Another consequence, and we are in the midddle of it, is population frightening. This causes for example our governments to remove some important restrictions to publish new tests. And I am not even talking about the reduction on our civil liberties, or exposing the world to finanncial breakdowns and crisis that can affects millions of people (and lot of deaths in low-income countries).

Conclusion

We saw the importance of the false positive rate (related to the specificity measure) and its geopolitical, health impact. I think the biggest error when comparing specificity and sensitivity is that both should be important, and that no test is better than a bad test.

To go further

A question I asked myself when writing this post was how to know that a patient is really covid (when validating a new test)? It is possible to find lesions in the lung or heart (caused by covid-19) by performing a chest CT scan [8].

Another important topic is the reproducibility of the Covid-19 research [9].

Finally, a question that was not raised here but rather important is the dynamic of the epidemy. We still lack some parameters to fully understand the dynamic of the virus [10].

References

1. .Währungsfonds, I.: World Economic Outlook April 2020, The Great Lockdown. Washington, DC. (2020).

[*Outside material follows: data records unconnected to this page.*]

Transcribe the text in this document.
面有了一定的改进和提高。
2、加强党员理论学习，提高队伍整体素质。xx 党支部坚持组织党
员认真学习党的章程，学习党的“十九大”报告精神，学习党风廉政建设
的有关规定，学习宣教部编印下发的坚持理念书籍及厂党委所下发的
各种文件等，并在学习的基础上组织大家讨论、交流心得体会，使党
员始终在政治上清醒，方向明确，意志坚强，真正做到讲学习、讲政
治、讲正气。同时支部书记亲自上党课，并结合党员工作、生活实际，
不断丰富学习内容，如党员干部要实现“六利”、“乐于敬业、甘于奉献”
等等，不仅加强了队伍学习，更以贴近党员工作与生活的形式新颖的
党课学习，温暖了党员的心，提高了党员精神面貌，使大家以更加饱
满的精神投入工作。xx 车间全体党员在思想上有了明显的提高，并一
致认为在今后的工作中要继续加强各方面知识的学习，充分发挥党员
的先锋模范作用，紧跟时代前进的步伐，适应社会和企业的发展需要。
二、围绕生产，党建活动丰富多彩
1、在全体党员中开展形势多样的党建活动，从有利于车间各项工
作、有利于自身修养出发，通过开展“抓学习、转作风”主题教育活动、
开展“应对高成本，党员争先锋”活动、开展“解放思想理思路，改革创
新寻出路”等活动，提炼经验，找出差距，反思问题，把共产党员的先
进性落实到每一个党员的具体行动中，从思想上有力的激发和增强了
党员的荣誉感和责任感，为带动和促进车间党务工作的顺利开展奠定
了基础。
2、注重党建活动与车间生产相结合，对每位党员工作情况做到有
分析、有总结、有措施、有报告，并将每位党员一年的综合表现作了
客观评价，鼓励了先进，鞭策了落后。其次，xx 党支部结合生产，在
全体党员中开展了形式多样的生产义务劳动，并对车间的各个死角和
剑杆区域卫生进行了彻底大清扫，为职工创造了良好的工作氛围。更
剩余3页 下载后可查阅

2. .Yerushalmy, J.: Statistical problems in assessing methods of medical diagnosis, with special reference to X-ray techniques. Public Health Reports (1896-1970). 1432–1449 (1947).

3. Wang, W., Xu, Y., Gao, R., Lu, R., Han, K., Wu, G., Tan, W.: Detection of SARS-CoV-2 in different types of clinical specimens. Jama. 323, 1843–1844 (2020).

4. Ahn, H.S., Kim, H.J., Welch, H.G., others: Korea’s thyroid-cancer “epidemic”—screening and overdiagnosis. N Engl J Med. 371, 1765–1767 (2014).

5. .World-Health-Organization, others: Coronavirus disease (COVID-19) technical guidance: Laboratory testing for 2019-nCoV in humans. Geneva, Switzerland. (2020).

6. Lippi, G., Simundic, A.-M., Plebani, M.: Potential preanalytical and analytical vulnerabilities in the laboratory diagnosis of coronavirus disease 2019 (COVID-19). Clinical Chemistry and Laboratory Medicine (CCLM). 1, (2020).

7. Brodersen, J., Schwartz, L.M., Heneghan, C., O’Sullivan, J.W., Aronson, J.K., Woloshin, S.: Overdiagnosis: what it is and what it isn’t, (2018).

8. Bernheim, A., Mei, X., Huang, M., Yang, Y., Fayad, Z.A., Zhang, N., Diao, K., Lin, B., Zhu, X., Li, K., others: Chest CT findings in coronavirus disease-19 (COVID-19): relationship to duration of infection. Radiology. 200463 (2020).

9. .Colquhoun, D.: The reproducibility of research and the misinterpretation of p-values. Royal society open science. 4, 171085 (2017).

10. Xiang, F., Wang, X., He, X., Peng, Z., Yang, B., Zhang, J., Zhou, Q., Ye, H., Ma, Y., Li, H., others: Antibody detection and dynamic characteristics in patients with COVID-19. Clinical Infectious Diseases. (2020).